Even those areas of lesser dispute, such as Huck's raise, fall into this analysis. For example, the motivation behind and context surrounding Huck's salary increase are in debate. College of Veterinary Medicine Human Resources Director Kristi Jo Pyke states in an affidavit that "[s]alary raises are based on performance and equity considerations such as an employee's salary compared to the salaries of other comparable positions" (Doc. # 59-8, Pyke Aff. ¶ 3), but she also states in an earlier e-mail concerning a raise given to Benson:
The other issue regarding this is how important does performance evaluations and feedback play in the process for salary planning. The Provost's guidelines are very clear that salary increases be tied directly to performance. We do the University no good to provide any increase to less than stellar individuals. If managers and supervisors are communicating to their staff that their annual increases are based upon performance, then it is important to support those managers in order to maintain trust.
(Doc. # 63-2, at 1.) The failure to mention in the e-mail anything concerning equity raises highlights a factual issue as to whether "equity considerations" — i.e., pay parity — actually inform salary decisions or whether Defendants are simply attempting to rehabilitate the limited e-mail via the broader affidavit. Moreover, as seen in the meeting notes of McDonald, the evaluation of Huck's performance has included consideration of her having filed an appeal of action taken against her. Thus, even a "performance-only" approach can be regarded as tainted by one or more biasing factors apparently used in evaluating performance.

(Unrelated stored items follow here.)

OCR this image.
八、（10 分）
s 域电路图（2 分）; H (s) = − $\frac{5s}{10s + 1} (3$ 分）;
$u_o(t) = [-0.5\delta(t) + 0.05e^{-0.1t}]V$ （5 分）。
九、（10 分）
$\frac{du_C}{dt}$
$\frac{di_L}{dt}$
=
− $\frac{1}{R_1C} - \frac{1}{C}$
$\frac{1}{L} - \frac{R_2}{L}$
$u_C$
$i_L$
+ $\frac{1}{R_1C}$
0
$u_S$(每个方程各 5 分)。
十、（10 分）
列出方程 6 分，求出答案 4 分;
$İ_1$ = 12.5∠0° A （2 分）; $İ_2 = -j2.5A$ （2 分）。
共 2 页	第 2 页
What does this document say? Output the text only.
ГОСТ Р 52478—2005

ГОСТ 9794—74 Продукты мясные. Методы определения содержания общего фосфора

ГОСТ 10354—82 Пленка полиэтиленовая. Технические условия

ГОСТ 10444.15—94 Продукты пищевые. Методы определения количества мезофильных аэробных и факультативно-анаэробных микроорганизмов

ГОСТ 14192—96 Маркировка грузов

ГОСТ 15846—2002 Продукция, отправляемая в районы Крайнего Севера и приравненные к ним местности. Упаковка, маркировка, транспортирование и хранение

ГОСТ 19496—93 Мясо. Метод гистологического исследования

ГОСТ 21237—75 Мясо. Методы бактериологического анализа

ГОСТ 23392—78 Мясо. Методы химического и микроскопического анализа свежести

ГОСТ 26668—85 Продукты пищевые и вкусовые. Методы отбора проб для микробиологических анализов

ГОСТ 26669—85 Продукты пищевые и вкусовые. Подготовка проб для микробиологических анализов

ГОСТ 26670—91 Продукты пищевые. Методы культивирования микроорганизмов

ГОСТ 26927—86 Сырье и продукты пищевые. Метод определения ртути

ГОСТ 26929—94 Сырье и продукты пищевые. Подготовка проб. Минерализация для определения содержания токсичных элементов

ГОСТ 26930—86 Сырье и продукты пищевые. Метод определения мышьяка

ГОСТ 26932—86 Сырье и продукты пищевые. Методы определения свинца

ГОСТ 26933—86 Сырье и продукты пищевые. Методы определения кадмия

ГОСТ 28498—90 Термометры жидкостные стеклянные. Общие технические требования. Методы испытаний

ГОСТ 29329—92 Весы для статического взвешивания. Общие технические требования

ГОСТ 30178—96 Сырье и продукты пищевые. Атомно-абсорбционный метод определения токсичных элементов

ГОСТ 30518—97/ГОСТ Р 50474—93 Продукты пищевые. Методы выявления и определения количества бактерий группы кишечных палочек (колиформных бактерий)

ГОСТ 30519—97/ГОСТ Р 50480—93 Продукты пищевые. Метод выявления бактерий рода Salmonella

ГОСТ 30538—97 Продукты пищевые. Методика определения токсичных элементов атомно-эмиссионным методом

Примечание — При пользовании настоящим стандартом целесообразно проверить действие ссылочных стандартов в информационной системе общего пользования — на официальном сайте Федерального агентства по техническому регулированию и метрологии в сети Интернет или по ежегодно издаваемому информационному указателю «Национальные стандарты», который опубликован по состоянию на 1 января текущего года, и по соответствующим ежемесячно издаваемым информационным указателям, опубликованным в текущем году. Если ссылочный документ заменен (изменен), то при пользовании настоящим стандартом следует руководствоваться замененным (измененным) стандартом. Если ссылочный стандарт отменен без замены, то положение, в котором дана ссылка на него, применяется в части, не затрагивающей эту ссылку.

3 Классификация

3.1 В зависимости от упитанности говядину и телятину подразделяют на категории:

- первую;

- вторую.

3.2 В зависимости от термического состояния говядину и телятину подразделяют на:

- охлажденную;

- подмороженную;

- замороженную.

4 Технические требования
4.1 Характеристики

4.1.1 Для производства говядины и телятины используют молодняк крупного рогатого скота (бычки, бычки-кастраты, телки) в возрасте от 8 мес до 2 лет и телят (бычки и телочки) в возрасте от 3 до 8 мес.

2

It must be noted that Smith attributes a considerable amount of the workplace degradation to Huck. At the same time, however, the Court must recognize that credibility issues may exist. Smith apparently sought to mitigate her conduct by painting it, correctly or not, as a partial response to the conduct of Huck and Benson. But the record also indicates that Smith's conduct reportedly prompted the Huck-assisted Benson to call the police because Benson felt physically threatened by the resident doctor.

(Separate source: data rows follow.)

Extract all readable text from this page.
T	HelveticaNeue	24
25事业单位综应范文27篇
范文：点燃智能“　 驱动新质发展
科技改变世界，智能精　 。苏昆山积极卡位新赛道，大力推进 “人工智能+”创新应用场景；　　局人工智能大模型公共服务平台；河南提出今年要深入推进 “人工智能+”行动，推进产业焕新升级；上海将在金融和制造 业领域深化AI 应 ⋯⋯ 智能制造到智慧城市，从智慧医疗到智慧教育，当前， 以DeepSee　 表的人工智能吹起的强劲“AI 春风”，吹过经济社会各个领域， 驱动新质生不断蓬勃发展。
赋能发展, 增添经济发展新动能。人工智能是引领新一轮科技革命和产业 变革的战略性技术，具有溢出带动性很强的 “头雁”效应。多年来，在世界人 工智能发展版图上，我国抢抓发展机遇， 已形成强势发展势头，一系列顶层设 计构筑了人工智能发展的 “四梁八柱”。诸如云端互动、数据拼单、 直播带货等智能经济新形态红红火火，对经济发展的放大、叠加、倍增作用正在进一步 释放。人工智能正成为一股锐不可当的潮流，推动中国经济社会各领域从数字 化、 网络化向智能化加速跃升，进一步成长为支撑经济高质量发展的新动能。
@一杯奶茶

A factfinder could reasonably conclude based on the alleged facts that when Huck, who apparently was both a participant in the workplace culture as well as one of its alleged victims, voiced her own complaints and assisted Benson with her complaint, there was adverse action taken against her. A jury could also conclude that the culture of the workplace discouraged and discriminated against employees who complained. There may be no clean hands here, but it is for the finder of fact to decide whether Huck was a victim of the workplace problems, one who helped create the problems, or both. The foregoing genuine issues of material fact preclude summary judgment.
III. Conclusion
The Court GRANTS IN PART and DENIES IN PART Defendants' motion for summary judgment. (Doc. # 59.) Huck's hostile work environment claim and retaliation claim remain pending.IT IS SO ORDERED.